Only then do I see it is covered in white blotches, her mouth is red with a sore rash, and her eyes are painfully sealed over.
Hamdi is so hungry her body’s defence system has failed, leaving her prone to infection. She looks ready to die.
After three years without rain, the longest dry spell since records began here in 1950, Somalia is on the cusp of a devastating famine.

Death stalks the parched plains of the blighted Horn of Africa, picking off children one by one.
“She is so malnourished her immunity has gone,” says Dr Said Hamed. “Many children die of other complications as well as hunger.
“She has been in so much pain for three months she cannot eat. Her mother cannot breastfeed as she is not eating enough.”
Hamdi is just one of more than 20 million people afflicted by an unprecedented food crisis across four countries, Somalia, South Sudan, Nigeria and Yemen.

Hamdi’s malnourished mother cannot breastfeed because she is not eating enough to make milk (Photo: Andy Stenning/Daily Mirror)

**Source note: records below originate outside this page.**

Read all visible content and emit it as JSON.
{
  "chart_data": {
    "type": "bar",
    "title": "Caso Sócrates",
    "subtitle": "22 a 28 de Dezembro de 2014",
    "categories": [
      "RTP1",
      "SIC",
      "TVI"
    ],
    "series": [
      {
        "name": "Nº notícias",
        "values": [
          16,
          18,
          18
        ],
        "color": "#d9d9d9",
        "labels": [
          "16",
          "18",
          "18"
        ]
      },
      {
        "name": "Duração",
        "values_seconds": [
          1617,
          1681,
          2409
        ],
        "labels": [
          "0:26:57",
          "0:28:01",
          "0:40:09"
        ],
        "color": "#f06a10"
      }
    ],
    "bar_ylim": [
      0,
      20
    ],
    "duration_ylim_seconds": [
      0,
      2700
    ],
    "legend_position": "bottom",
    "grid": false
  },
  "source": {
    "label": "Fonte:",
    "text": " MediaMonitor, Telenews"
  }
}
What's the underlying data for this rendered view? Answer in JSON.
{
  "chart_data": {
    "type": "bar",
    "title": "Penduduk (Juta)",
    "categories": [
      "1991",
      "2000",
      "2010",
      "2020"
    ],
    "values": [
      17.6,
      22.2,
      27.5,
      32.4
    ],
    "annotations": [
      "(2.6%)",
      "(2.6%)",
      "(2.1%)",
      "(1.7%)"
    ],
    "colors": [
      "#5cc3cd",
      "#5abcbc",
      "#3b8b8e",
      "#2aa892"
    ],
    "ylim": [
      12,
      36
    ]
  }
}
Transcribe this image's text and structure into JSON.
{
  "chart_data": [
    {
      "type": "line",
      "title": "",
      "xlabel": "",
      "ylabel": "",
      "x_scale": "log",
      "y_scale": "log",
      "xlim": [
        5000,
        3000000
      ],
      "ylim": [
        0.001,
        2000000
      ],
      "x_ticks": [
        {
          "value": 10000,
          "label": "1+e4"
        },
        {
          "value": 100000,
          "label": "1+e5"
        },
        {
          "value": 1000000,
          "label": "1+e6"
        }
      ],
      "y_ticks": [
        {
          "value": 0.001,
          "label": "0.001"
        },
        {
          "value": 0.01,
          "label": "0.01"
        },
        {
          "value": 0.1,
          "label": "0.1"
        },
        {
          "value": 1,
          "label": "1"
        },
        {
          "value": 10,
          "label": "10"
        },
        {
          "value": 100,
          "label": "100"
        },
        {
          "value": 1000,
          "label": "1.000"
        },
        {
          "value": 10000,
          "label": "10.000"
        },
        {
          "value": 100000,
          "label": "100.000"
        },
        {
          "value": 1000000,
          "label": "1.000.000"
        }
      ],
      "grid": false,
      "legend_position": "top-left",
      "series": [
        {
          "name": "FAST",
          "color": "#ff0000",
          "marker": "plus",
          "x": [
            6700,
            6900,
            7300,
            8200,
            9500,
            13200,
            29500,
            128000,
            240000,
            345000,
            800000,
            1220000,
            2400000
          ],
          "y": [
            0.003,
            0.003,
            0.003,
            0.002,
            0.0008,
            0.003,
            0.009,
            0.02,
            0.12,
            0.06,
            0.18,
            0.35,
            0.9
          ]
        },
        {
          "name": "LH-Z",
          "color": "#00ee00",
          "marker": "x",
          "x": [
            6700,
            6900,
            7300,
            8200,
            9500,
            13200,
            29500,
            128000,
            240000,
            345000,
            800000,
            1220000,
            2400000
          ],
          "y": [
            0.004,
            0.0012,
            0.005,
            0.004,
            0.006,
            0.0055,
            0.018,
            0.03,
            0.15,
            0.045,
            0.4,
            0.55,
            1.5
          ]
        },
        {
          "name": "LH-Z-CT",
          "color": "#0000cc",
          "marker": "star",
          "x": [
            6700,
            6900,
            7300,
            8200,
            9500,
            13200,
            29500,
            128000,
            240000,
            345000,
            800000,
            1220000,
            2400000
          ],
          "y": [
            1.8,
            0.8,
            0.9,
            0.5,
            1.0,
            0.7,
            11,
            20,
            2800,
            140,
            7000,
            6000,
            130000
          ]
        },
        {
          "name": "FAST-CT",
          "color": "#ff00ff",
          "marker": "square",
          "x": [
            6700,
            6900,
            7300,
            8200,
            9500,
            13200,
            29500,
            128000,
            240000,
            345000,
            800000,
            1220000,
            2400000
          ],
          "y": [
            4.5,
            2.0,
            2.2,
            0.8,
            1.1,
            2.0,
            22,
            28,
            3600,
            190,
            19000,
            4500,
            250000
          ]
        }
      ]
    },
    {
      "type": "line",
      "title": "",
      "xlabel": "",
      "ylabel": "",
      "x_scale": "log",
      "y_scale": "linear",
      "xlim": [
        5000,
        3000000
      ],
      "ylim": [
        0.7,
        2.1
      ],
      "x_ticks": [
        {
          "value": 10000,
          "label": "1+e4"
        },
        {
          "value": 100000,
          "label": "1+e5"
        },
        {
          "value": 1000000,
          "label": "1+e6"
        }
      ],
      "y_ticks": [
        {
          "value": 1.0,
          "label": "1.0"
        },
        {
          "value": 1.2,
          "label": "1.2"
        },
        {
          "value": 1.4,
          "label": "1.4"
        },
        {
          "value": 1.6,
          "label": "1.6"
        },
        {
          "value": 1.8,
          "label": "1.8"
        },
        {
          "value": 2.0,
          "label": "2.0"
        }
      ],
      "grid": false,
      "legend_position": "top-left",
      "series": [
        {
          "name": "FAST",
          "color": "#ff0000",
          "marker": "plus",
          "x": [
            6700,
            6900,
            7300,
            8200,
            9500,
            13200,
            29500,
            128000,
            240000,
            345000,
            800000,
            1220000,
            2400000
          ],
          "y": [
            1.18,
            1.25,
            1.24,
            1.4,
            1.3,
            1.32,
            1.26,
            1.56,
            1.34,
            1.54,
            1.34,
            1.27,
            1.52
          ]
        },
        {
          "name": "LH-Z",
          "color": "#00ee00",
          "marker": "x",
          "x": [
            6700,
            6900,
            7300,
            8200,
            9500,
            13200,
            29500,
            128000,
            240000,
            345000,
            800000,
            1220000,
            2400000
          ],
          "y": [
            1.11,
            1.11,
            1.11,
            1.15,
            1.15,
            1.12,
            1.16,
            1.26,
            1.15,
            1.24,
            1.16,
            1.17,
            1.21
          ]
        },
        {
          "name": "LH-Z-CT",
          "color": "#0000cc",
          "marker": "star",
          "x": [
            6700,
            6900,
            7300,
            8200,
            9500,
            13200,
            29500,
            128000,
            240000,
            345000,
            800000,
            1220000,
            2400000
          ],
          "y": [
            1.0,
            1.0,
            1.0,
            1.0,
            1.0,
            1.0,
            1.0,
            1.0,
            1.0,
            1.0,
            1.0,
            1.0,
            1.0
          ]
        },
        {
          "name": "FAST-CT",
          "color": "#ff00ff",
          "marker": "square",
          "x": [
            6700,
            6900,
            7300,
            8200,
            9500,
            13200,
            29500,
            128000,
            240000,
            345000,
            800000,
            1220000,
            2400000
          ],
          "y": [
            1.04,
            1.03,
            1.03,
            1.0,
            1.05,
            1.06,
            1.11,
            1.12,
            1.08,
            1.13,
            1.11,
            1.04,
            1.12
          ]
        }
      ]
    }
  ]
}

In Somalia, a nation ruined by civil war and terrorist group al-Shabaab, the drought has wiped out 60% of the livestock on which most depend. Around 6.2 million people – more than half the population – are in dire need of assistance.
Latest surveys show 363,000 vulnerable children suffering from malnutrition, including 71,000 severe cases like Hamdi.
Without cattle and goats to trade for other foods such as rice and flour, families like hers living in the rocky red-sand desert have nothing.
So drastic are conditions that when a brief shower fell over one coastal region in December last year, 30,000 nomads marched off in the hope of saving their vital herds.
They left their wives and children to fend for themselves in makeshift camps. Fadumo was lucky enough to make it to this clinic in Garowe, the only one for 200 miles in any direction.

Alongside Hamdi in the ward is 18-month-old Ahmed, who was brought here unconscious four days before by his mother Asha Salah, 25.
At six kilos, just under one stone and less than half normal body weight, he is being fed through an intravenous drip on his wrist. He had severe anaemia and hypoglycaemia when he arrived.
Asha tells me: “He was so weak he couldn’t eat even if we had food to give him. He has been getting more and more ill for two months.
“For now he seems to be getting slowly better, but we live in a camp three hours from here. There I don’t know how we will get food as all of our goats have died. We used to have 400.”